而此時的陳無咎,已經走過了小徑,穿過側門,來到書院後街。
街上行人不多,有幾個挑擔的貨郎正靠牆歇腳,見他出來,其中一個認出了他:“哎,這不是早上在肉餅攤那兒的那位嗎?”
“哪個?”另一個貨郎問。
“就是錢自已滾回去那個。”
“哦——!”貨郎睜大眼,“他進書院了?冇被打出來?”
“出來了。”第一個貨郎咂舌,“而且……書院裡一群人跟見了鬼似的,全堵在門口,嘴張著,一句話不說。”
“嘿,邪門。”
“可不是嘛,這世道,怪事越來越多。”
陳無咎冇理會他們,繼續往前走。風吹起他衣角,斷劍碎片輕輕晃盪。他摸了摸兜裡的肉餅,確認還在,又伸手捋了捋頭髮,把沾著的草屑彈掉。
他知道剛纔那句“舌僵”有點顯眼。
但冇辦法。這些人嘴太賤,非得逼他開口。
他本不想用這種手段。畢竟裝廢柴講究的是潤物細無聲,最好是十年如一日窮困潦倒,最後臨死前咳兩口血,鄰居才驚覺“原來那小子是個高人”。

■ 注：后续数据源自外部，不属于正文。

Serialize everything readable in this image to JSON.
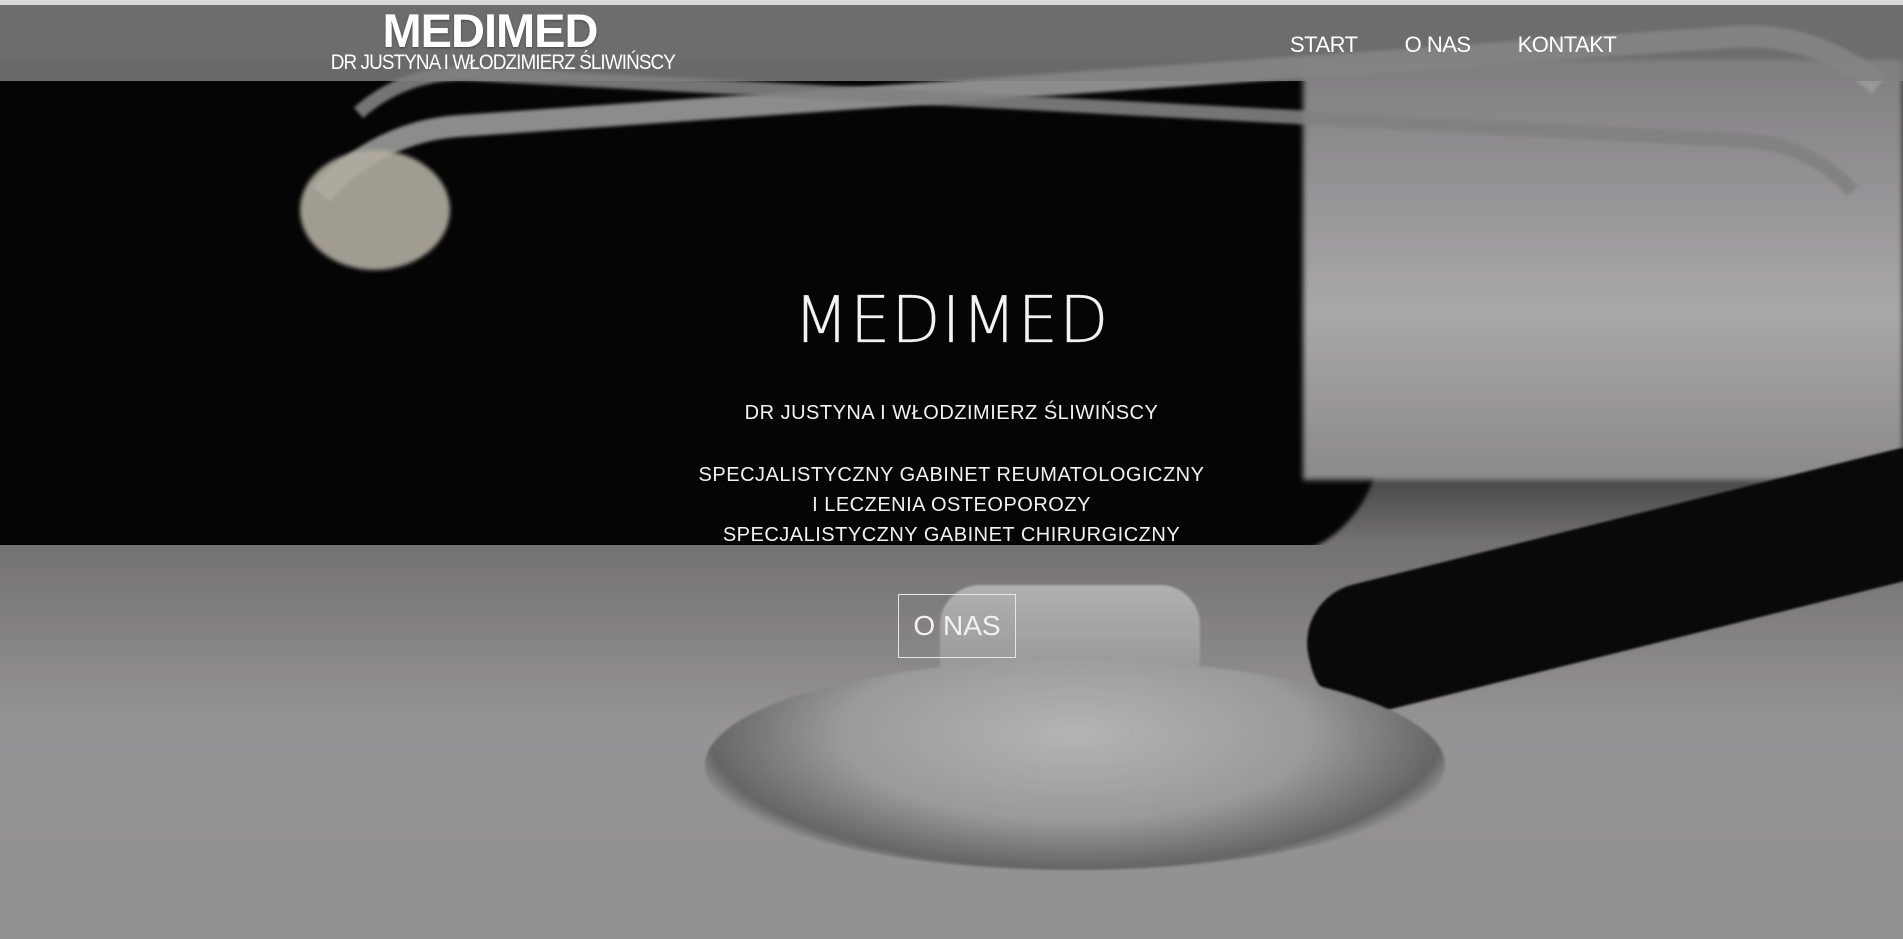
{
  "brand": {
    "title": "MEDIMED",
    "subtitle": "DR JUSTYNA I WŁODZIMIERZ ŚLIWIŃSCY"
  },
  "nav": {
    "items": [
      {
        "label": "START"
      },
      {
        "label": "O NAS"
      },
      {
        "label": "KONTAKT"
      }
    ]
  },
  "hero": {
    "title": "MEDIMED",
    "doctors": "DR JUSTYNA I WŁODZIMIERZ ŚLIWIŃSCY",
    "lines": [
      "SPECJALISTYCZNY GABINET REUMATOLOGICZNY",
      "I LECZENIA OSTEOPOROZY",
      "SPECJALISTYCZNY GABINET CHIRURGICZNY"
    ],
    "button_label": "O NAS"
  },
  "colors": {
    "navbar_bg": "#808080",
    "text": "#ffffff",
    "button_border": "#e6e6e6"
  }
}
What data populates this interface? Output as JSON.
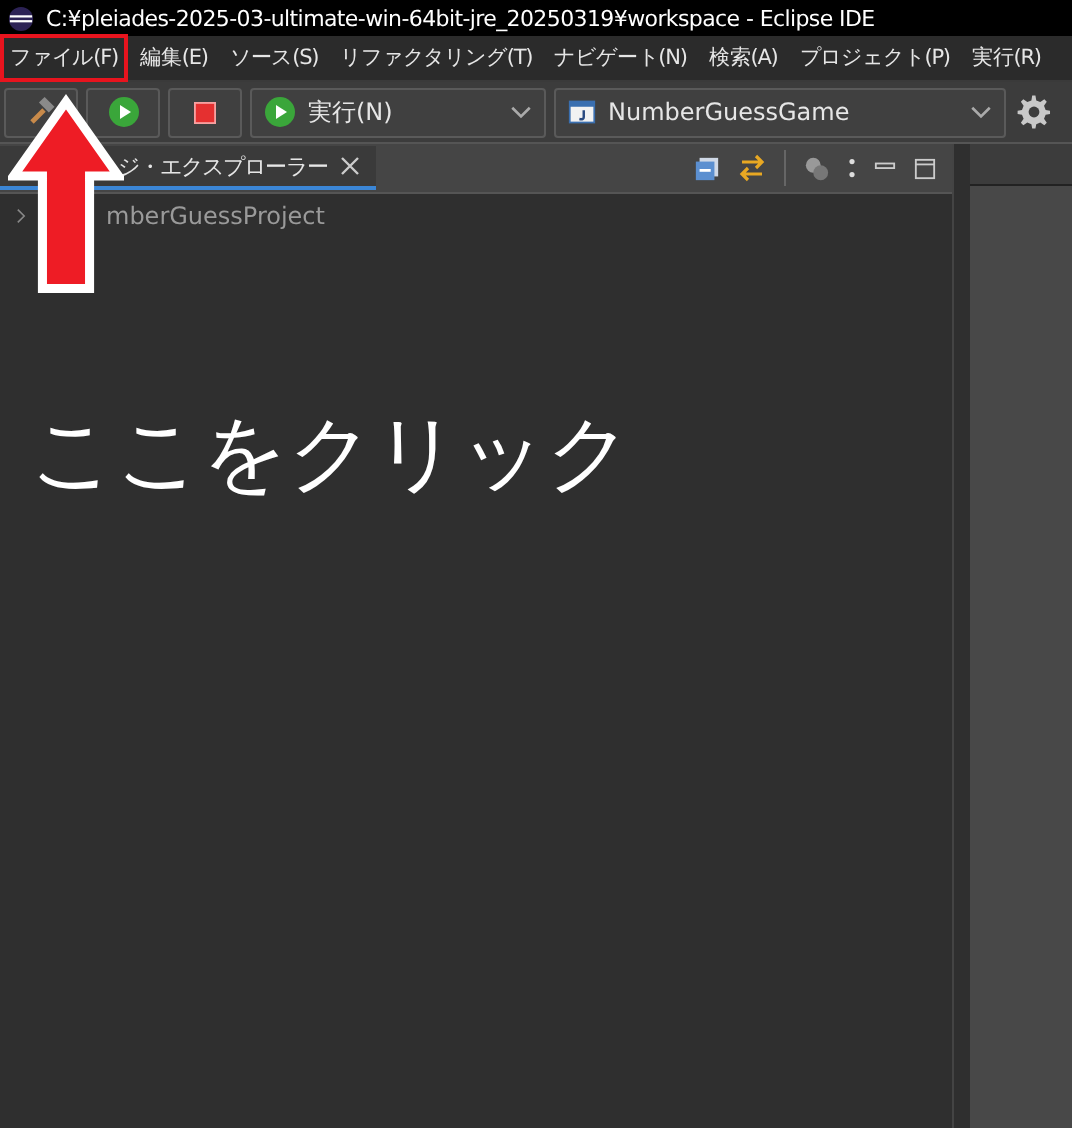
{
  "window": {
    "title": "C:¥pleiades-2025-03-ultimate-win-64bit-jre_20250319¥workspace - Eclipse IDE"
  },
  "menu": [
    {
      "label": "ファイル(F)",
      "highlighted": true
    },
    {
      "label": "編集(E)",
      "highlighted": false
    },
    {
      "label": "ソース(S)",
      "highlighted": false
    },
    {
      "label": "リファクタリング(T)",
      "highlighted": false
    },
    {
      "label": "ナビゲート(N)",
      "highlighted": false
    },
    {
      "label": "検索(A)",
      "highlighted": false
    },
    {
      "label": "プロジェクト(P)",
      "highlighted": false
    },
    {
      "label": "実行(R)",
      "highlighted": false
    }
  ],
  "toolbar": {
    "run_mode": "実行(N)",
    "launch_config": "NumberGuessGame"
  },
  "view": {
    "tab": "ジ・エクスプローラー",
    "tree_item": "mberGuessProject"
  },
  "annotation": {
    "text": "ここをクリック"
  }
}
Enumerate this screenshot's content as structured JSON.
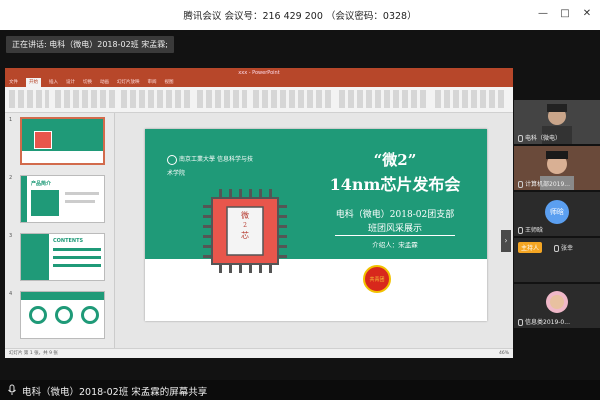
{
  "window": {
    "title": "腾讯会议 会议号：216 429 200 （会议密码：0328）",
    "controls": [
      "minimize",
      "maximize",
      "close"
    ]
  },
  "stage": {
    "speaking_label": "正在讲话: 电科（微电）2018-02班 宋孟霖;"
  },
  "ppt": {
    "title": "xxx - PowerPoint",
    "tabs": [
      "文件",
      "开始",
      "插入",
      "设计",
      "切换",
      "动画",
      "幻灯片放映",
      "审阅",
      "视图"
    ],
    "thumbnail_numbers": [
      "1",
      "2",
      "3",
      "4"
    ],
    "thumbnails": {
      "t2_title": "产品简介",
      "t3_title": "CONTENTS"
    },
    "status_left": "幻灯片 第 1 张，共 9 张",
    "zoom": "46%"
  },
  "slide": {
    "university": "南京工業大學",
    "school": "信息科学与技术学院",
    "chip_glyph_top": "微",
    "chip_glyph_mid": "2",
    "chip_glyph_bottom": "芯",
    "title_line1": "“微2”",
    "title_line2": "14nm芯片发布会",
    "subtitle_line1": "电科（微电）2018-02团支部",
    "subtitle_line2": "班团风采展示",
    "presenter": "介绍人：宋孟霖",
    "emblem_text": "共青团"
  },
  "participants": [
    {
      "label": "电科（微电）"
    },
    {
      "label": "计算机部2019..."
    },
    {
      "avatar": "师晗",
      "label": "王师晗"
    },
    {
      "host_badge": "主持人",
      "label": "张幸"
    },
    {
      "label": "信息类2019-0..."
    }
  ],
  "bottombar": {
    "sharing_text": "电科（微电）2018-02班 宋孟霖的屏幕共享"
  },
  "colors": {
    "slide_green": "#1f9a78",
    "ppt_red": "#b7472a",
    "chip_red": "#e8564c"
  }
}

可現實是,他剛進城第二天,就有人罵他“墳頭草”,第三天就有人攔路羞辱,第四天一群練武的圍著他嘰嘰喳喳像菜市場吵架的大媽。
再忍下去,他怕自已會忍不住說一句“爾等皆蠢如豬”,到時候天地一應,全東荒的人集體變傻,那就真出大事了。
所以他隻是讓他們閉嘴。
短暫地,安靜地,閉嘴。
這不算過分。
比起上一次他在夢裡無意識說了句“雷不應落”,結果千裡之外某座宗門的渡劫長老被天雷劈成炭人,這次已經剋製得像個聖人了。

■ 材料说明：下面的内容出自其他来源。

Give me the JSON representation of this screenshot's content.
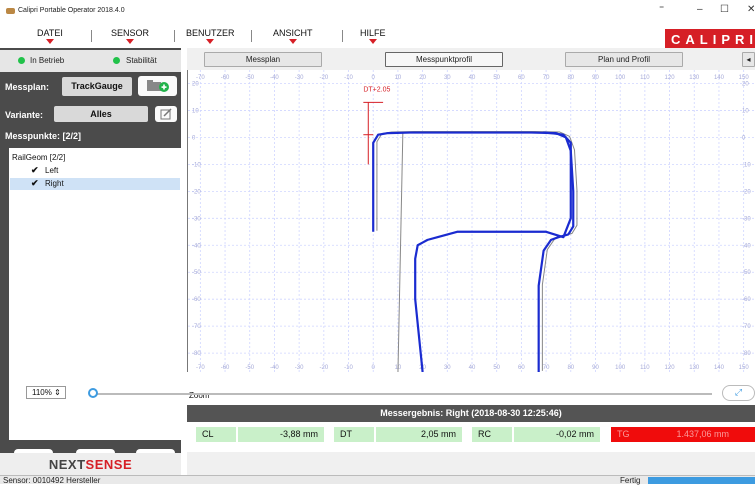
{
  "app": {
    "title": "Calipri Portable Operator 2018.4.0",
    "brand": "CALIPRI"
  },
  "window_controls": {
    "extra": "⁼",
    "minimize": "–",
    "maximize": "☐",
    "close": "✕"
  },
  "menu": {
    "items": [
      "DATEI",
      "SENSOR",
      "BENUTZER",
      "ANSICHT",
      "HILFE"
    ]
  },
  "status": {
    "operation": "In Betrieb",
    "stability": "Stabilität"
  },
  "measure_plan": {
    "label": "Messplan:",
    "value": "TrackGauge"
  },
  "variant": {
    "label": "Variante:",
    "value": "Alles"
  },
  "points": {
    "label": "Messpunkte: [2/2]"
  },
  "tree": {
    "root": "RailGeom [2/2]",
    "items": [
      "Left",
      "Right"
    ]
  },
  "tabs": [
    "Messplan",
    "Messpunktprofil",
    "Plan und Profil"
  ],
  "footer": {
    "brand_a": "NEXT",
    "brand_b": "SENSE"
  },
  "statusbar": {
    "left": "Sensor: 0010492 Hersteller",
    "right": "Fertig"
  },
  "zoom": {
    "label": "Zoom",
    "value": "110%"
  },
  "result": {
    "header": "Messergebnis: Right (2018-08-30 12:25:46)",
    "cells": [
      {
        "name": "CL",
        "value": "-3,88 mm"
      },
      {
        "name": "DT",
        "value": "2,05 mm"
      },
      {
        "name": "RC",
        "value": "-0,02 mm"
      },
      {
        "name": "TG",
        "value": "1.437,06 mm"
      }
    ]
  },
  "chart_data": {
    "type": "line",
    "annotation": "DT+2.05",
    "x_ticks": [
      -70,
      -60,
      -50,
      -40,
      -30,
      -20,
      -10,
      0,
      10,
      20,
      30,
      40,
      50,
      60,
      70,
      80,
      90,
      100,
      110,
      120,
      130,
      140,
      150
    ],
    "y_ticks": [
      20,
      10,
      0,
      -10,
      -20,
      -30,
      -40,
      -50,
      -60,
      -70,
      -80
    ],
    "xlim": [
      -75,
      155
    ],
    "ylim": [
      -87,
      25
    ],
    "grid": true,
    "colors": {
      "measured": "#1a2bd0",
      "reference": "#888888",
      "annotation": "#d61f26",
      "grid": "#cfd5ff"
    },
    "series": [
      {
        "x": [
          20,
          17,
          17,
          18,
          20,
          22,
          26,
          34,
          40,
          60,
          70,
          77,
          80,
          80,
          77,
          73,
          69,
          69,
          70,
          70
        ],
        "y": [
          -87,
          -60,
          -45,
          -40,
          -39,
          -38,
          -37,
          -35,
          -35,
          -35,
          -35,
          -37,
          -30,
          -2,
          1,
          1.5,
          1.8,
          1.8,
          1.8,
          1.8
        ]
      },
      {
        "x": [
          0,
          0,
          2,
          6,
          15,
          40,
          64,
          74,
          78,
          80,
          81,
          81,
          79,
          75,
          72,
          69,
          67,
          67
        ],
        "y": [
          -35,
          -2,
          1,
          1.6,
          1.8,
          1.8,
          1.8,
          1.6,
          0,
          -5,
          -20,
          -33,
          -36,
          -37,
          -38,
          -42,
          -55,
          -87
        ]
      }
    ]
  }
}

他走在街上,陽光照在臉上,暖洋洋的。遠處傳來打鐵的聲音,叮叮噹噹,節奏穩定。一隻麻雀從屋簷飛下,落在他前方三步遠的地方,低頭啄食地上的米粒。
陳無咎停下。
麻雀抬頭,歪著腦袋看他。
他對它說:“你不怕我?”
麻雀撲棱一下飛走了。
陳無咎笑了笑,繼續往前走。
他知道,有些人不怕他,是因為不知道他能做什麼。
有些人不怕他,是因為還冇嘗過後果。
而有些人,比如這隻鳥,根本不在乎你是神是鬼,隻要地上有吃的,就敢往前蹦。
這纔是最清醒的活法。
他走出後街,拐上主道。街道寬闊了些,兩邊開始出現茶肆、雜貨鋪和兵器行。幾個孩童在巷口踢毽子,笑聲清脆。一位老婦人坐在門口曬太陽,手裡織著毛線,看到他經過,微微點頭。
他回了個笑。
就在這時,身後突然傳來一陣急促的腳步聲。
陳無咎冇回頭。
腳步聲在他身後十步處停下。
一個年輕的聲音響起:“前麵那位,請留步。”
陳無咎這才緩緩轉身。
來人是個青年,穿著書院講武班的練功服,胸口繡著一枚銅星徽記,顯然是正式學員。他臉色有些發白,但站得筆直,雙手垂在身側,掌心微微出汗。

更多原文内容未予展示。